Two San Francisco police officers were given a pass by the Supreme Court on Monday in the 2008 shooting of a schizophrenic woman who refused to be moved from her group home.
The court ruled that officers Kimberly Reynolds and Katherine Holder were not individually liable for shooting Teresa Sheenan up to six times after she threatened them with a knife. The officers were called to Sheenan’s residence in a mentally disabled facility after she threatened a case worker and was to be transferred to another location for psychiatric treatment.
There were two important points in this case the court had initially decided to attempt to answer, but ended up not doing so on either, according to one case analysis.
One of the burning questions that compelled the court to hear the case in the first place asked whether police should be required to take special care in accommodating mentally ill people they’re attempting to take into custody and whether such accommodations should fall under the protection of the Fourth Amendment. The second question dealt with whether those accommodations should fall under the federal Americans with Disabilities Act.

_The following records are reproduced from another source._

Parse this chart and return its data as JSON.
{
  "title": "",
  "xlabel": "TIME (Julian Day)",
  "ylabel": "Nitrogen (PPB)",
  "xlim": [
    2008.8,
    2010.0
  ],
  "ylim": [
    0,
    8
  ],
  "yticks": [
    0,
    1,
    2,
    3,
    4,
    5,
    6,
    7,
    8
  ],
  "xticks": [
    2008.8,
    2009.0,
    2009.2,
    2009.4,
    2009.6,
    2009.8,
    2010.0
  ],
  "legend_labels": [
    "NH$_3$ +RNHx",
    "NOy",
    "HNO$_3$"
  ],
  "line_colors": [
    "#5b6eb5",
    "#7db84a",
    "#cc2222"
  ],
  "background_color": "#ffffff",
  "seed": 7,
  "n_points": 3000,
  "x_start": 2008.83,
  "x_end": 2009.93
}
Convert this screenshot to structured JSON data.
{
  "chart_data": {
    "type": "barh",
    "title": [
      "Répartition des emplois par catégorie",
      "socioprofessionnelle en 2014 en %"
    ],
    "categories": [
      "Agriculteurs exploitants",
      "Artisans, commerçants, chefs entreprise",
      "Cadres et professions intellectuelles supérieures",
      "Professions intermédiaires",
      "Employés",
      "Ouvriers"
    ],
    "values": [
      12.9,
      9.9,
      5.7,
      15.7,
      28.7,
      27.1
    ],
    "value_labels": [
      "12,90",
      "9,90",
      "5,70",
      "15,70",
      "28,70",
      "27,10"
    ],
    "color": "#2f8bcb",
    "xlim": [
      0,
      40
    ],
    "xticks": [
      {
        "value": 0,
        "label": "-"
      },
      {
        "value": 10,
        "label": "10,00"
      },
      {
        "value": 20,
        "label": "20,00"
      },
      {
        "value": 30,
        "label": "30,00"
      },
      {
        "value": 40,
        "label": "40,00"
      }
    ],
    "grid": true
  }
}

Because the search and seizure claim was not clearly established in the lower courts, the officers were found to be immune from it, but that doesn’t mean they won’t face the ADA claim when the case is passed down to lower federal courts, according to the analysis.
Police confrontations with the mentally ill are typical, said Ron Honberg, director of policy and legal affairs at the National Alliance for Mental Illness, in an interview with The Guardian. Honberg filed a brief supporting Sheehan’s case.
Police have become first responders and often lack the training to deal with those scenarios, Honberg said.
The Guardian reported that national data on police shootings is unreliable and pointed to a 2013 study conducted jointly by the Treatment Advocacy Center and the National Sheriffs’ Association that found the mentally ill composed at least half of those shot and killed by police.